この度、医師会の雑誌に投稿してください、と頼まれました。
最近の救急医療のトピックであるこの話題について、投稿しましたので、そのまま載せます。
かかりつけ医として在宅治療をされている先生には、特に関係のある話です。ACP(Advance Care Planning)という言葉を最近耳にするようになってきました。これは、将来の変化に備え、医療及びケアについて、本人を主体に、そのご家族や近しい人、医療・ ケアチームが、繰り返し話し合いを行い、本人による意思決定を支援する取り組みのことで、いわゆる「人生会議」です。本人が人生の最終段階、つまりがんの末期や寝たきりなど、回復不可能な疾病の末期等になったとき、心肺停止しても心肺蘇生を望むかどうか、という意志を、本人・関係者が、あらかじめ決めておく必要があります。
本来ならば、このような傷病者が心肺停止におちいったときは、ご家族がかかりつけ医などに連絡し、自宅で看取りをする、というのが自然な姿であります。ところが家族が慌ててしまって救急要請をしてしまう事案があります。
そうなった場合に、昨年度まで救急隊は、救急要請をうけた以上、本人の意思にかかわらず、法律に従って、その傷病者に対してできる限りの救急蘇生を試み、医療機関に搬送することになっていました。
しかし それでは傷病者本人の意思に反したことになってしまいます。昨年から名古屋市や海部地区などでは、本人の意思を尊重し、一定の条件下で、救急蘇生をせず、搬送もしないということになりました。
具体的に説明しますと、そのような傷病者に対し、あらかじめ、かかりつけ医は、いざというときに心肺蘇生をするのかどうか、本人や家族の意思を確認しておきます。できれば、「不搬送に関する医師の指示書」に署名を行っていただきます。必ずしも書面はなくても、意思確認ができていれば結構です。
救急隊はそのような状況に遭遇した場合、かかりつけ医に連絡がとれ、かつ医師から心肺蘇生をしないという指示があり、40分以内に到着できる場合はかかりつけ医師に引き継ぎます。また、40分以内でなくても、12時間以内に医師が現場に駆けつけることができれば、家族に引き継ぎ、救急隊は心肺蘇生を中止します。そして、救急隊が持参した「不搬送の同意書」に、ご家族が署名していただいたうえで、不搬送となり、救急隊は現場を引き上げることになります。
この救急隊活動に関する話題は。昨年春の段階で、当医師会にも話があり、理事会で問題はないと判断され、承認されました。そして西三河メディカルコントロール(MC)協議会で承認されれば早速施行される予定でした。
しかし、MC協議会では異を唱える医師会があったのです。
その理由は、はたして同意書だけあれば本当に見殺しにしてもいいのか、あざがあったらどうするのか、家族や他人からの虐待の可能性はないのか、など法律的な問題でありました。
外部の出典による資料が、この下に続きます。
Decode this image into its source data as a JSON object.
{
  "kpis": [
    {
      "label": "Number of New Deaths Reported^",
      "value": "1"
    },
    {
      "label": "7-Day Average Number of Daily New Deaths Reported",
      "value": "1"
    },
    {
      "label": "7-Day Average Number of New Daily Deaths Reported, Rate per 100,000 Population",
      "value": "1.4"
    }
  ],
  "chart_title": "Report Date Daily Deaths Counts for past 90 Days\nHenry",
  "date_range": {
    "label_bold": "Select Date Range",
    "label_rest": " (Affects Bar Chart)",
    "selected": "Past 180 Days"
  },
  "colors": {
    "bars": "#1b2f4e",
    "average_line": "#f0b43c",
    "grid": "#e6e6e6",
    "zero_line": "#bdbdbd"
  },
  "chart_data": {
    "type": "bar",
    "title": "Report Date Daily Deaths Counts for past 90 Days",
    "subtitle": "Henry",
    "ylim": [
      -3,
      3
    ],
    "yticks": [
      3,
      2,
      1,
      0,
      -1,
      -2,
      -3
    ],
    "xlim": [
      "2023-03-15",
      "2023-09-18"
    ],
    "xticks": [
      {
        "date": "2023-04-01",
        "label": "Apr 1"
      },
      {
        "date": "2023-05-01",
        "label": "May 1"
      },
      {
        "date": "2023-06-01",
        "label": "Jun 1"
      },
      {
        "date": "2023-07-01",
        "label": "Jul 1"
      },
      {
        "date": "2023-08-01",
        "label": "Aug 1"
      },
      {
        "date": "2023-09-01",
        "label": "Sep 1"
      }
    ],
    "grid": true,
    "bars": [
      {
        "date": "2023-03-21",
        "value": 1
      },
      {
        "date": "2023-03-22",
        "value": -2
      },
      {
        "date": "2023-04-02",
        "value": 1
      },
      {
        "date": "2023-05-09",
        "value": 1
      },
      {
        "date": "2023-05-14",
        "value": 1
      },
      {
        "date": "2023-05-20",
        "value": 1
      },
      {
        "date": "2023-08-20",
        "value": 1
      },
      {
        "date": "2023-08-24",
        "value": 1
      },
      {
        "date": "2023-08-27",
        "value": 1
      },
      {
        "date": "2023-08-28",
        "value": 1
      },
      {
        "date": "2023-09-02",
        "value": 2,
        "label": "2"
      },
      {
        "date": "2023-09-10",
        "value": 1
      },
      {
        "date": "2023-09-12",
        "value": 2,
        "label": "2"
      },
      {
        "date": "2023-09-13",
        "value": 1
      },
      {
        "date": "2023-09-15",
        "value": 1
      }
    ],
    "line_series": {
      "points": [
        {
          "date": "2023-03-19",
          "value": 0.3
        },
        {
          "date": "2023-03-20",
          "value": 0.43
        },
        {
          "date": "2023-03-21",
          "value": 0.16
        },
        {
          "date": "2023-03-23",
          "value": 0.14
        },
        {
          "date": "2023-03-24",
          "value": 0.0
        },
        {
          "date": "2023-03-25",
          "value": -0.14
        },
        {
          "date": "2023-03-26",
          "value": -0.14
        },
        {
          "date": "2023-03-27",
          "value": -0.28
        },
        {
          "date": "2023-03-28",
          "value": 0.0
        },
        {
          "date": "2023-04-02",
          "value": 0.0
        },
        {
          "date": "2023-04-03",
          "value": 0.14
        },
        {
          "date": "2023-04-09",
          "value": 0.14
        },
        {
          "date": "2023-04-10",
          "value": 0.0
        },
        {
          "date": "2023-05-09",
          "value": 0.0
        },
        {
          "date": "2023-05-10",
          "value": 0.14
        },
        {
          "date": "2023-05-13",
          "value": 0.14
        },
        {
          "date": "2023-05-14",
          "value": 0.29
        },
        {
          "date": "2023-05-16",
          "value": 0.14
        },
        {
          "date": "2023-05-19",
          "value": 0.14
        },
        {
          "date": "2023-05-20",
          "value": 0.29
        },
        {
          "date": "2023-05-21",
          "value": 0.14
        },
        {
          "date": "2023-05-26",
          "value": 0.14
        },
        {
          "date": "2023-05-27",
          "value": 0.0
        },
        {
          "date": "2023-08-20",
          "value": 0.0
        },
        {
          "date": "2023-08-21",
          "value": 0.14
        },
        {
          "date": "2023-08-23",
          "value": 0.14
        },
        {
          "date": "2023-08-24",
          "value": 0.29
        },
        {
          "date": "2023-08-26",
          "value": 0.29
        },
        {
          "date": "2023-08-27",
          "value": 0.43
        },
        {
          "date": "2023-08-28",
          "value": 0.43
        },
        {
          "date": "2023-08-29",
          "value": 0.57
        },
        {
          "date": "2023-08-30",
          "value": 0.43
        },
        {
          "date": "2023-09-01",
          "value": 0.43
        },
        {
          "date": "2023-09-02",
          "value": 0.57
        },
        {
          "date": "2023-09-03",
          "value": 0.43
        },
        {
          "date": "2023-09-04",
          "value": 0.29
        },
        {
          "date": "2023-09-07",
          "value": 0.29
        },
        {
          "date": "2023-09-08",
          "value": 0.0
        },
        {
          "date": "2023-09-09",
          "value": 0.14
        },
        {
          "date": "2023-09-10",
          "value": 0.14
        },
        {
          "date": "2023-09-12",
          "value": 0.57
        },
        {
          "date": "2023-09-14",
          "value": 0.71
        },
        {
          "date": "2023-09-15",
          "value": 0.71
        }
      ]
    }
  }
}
今年3月に、愛知県救急委員会主催で、この話題に関する救急医療災害医療シンポジウムが開催されました。受け入れる救急病院、現場の在宅医療に携わる医師、介護施設などの医療関係や 救急隊などの講演に加え、弁護士事務所の法律家にも講演してもらい、ようやく愛知県全体の医師会の同意が得られました。
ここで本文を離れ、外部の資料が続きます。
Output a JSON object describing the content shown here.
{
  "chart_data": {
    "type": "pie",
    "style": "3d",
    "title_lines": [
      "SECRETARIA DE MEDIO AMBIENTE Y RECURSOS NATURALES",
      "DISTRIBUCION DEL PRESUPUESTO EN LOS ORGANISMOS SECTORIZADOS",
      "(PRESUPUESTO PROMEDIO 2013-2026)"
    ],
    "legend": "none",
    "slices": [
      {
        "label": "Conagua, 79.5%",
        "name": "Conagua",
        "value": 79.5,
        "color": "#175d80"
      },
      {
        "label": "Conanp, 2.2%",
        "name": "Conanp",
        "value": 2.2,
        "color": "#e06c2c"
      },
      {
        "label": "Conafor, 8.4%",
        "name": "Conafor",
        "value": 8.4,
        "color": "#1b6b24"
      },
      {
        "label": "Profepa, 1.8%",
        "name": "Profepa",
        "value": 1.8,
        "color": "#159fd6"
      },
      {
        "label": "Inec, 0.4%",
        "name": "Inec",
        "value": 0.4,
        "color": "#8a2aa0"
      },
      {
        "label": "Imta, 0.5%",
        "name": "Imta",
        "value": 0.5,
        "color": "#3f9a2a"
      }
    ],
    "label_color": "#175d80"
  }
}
先ほど申し上げたように、昨年度までは名古屋市内と海部郡の地域で、すでにこの活動は実施されていまして、名古屋で数件のみ、海部郡は1例もなかったときいています。しかし、この4月から6月にかけての時点で、豊田消防署管内でも、すでに2件発生しています。そしてこの8月1日に行われた西三河MC協議会において、さらに7月にも事例があり、西三河管内で合計7件、うち豊田消防署管内で合計3件の事例があったとの報告がありました。
救急要請のあった7件のうち、かかりつけ医に連絡がとれて不搬送となったのは4件、救急蘇生のうえ病院へ搬送したのは3件でした。
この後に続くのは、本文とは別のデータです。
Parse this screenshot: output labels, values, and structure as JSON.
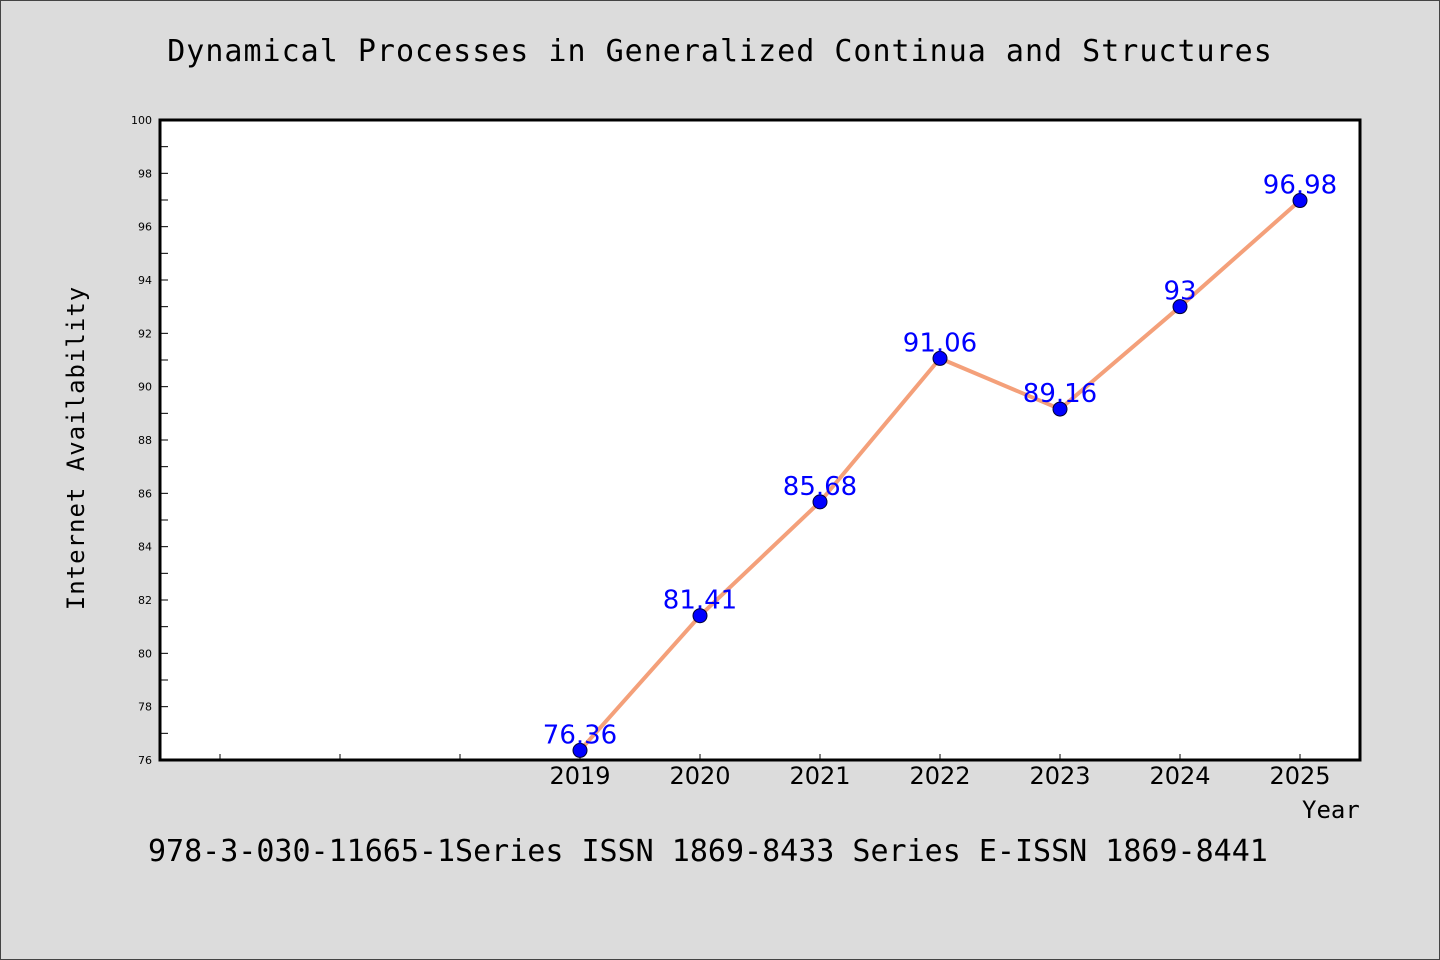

具体的に搬送になってしまった理由は、かかりつけ医に連絡がとれなかったのが1件、施設内入所中で、担当医師と家族とのはっきりとしたコミュニケーションがとれていなかった1例、もう1例は、以前にかかりつけ医であったものの、最近往診に行っていなかったので状況がわからず、医師が判断できないため、搬送指示になった、という症例でした。
ふだんから、ご本人・ご家族と、かかりつけ医のコミュニケーションがきちんととれていないと、本人の意思にかかわらず、救急蘇生のうえ病院搬送という事態になってしまいます。その点について、ケアマネージャーなどの社会的活動が重要であると感じました。
これからも、このような事例がふえてくるかもしれませんので、ますますかかりつけ医の役割は重要になってきます。是非皆さん、ご承知いただきますよう、お願い申し上げます。